What the NJ Supreme Court has done is remind voters - two weeks out from a mid-term election - about the importance of having a Judiciary that interprets laws rather than making them up at their own whim. The President has a six-year record of appointing the former and, in order to ensure that this continues for the next two years, the Senate must remain Republican-controlled. And even that doesn't guaranty anything.

Mary Katherine Ham puts it another way:

Gee, wouldn't this all be easier if we could vote on this kind of thing?

Political implications? Big reminder to the social conservative base and other folks worried about the judiciary that they don't cotton to courts making these decisions for them.

Again, how exactly will this affect turnout among both Republicans and Republican-leaning Independents?

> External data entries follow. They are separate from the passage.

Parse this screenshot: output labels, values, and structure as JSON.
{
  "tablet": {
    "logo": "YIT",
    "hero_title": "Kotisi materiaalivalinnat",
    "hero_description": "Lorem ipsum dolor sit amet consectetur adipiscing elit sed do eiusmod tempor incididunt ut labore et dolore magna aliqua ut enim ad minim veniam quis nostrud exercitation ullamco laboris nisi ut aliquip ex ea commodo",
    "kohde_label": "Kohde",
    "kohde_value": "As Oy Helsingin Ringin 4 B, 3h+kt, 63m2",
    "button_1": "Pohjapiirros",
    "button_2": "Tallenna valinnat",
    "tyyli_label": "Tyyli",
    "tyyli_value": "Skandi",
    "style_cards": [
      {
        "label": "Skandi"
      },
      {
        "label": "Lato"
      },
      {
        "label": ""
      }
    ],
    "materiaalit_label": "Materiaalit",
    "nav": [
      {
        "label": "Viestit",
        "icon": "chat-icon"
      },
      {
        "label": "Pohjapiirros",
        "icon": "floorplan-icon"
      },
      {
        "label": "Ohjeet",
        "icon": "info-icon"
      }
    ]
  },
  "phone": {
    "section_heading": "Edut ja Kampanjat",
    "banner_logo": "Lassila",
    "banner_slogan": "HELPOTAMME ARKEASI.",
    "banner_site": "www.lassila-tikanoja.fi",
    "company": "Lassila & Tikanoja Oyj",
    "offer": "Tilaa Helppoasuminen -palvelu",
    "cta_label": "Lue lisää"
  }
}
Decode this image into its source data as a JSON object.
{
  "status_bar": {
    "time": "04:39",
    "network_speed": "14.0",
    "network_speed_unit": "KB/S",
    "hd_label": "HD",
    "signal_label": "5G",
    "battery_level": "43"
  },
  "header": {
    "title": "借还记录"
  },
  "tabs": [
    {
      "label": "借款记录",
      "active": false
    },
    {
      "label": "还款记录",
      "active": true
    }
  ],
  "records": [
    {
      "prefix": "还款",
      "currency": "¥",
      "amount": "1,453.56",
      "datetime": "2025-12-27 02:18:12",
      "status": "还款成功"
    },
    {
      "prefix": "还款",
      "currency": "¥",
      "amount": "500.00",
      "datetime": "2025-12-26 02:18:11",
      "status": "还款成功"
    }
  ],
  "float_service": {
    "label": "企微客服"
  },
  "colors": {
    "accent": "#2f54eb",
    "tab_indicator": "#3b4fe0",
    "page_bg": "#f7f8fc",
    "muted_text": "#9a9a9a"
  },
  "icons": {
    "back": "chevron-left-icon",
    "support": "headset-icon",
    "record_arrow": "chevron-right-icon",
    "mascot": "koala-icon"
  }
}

Impossible to tell.

But voters now have some new post-election consequences to chew on in the voting booth. And for States like Tennessee and Virginia that have same-sex marriage bans on the ballot this year it could provide the kind of motivated turnout that heavily favors the GOP and keeps their Senate seats - and Senate control - in Republican hands.

TN Rep. Harold Ford (Dem candidate for Senate) spoke out against the ruling and supports the TN same-sex marriage ban. And Kos is pissed.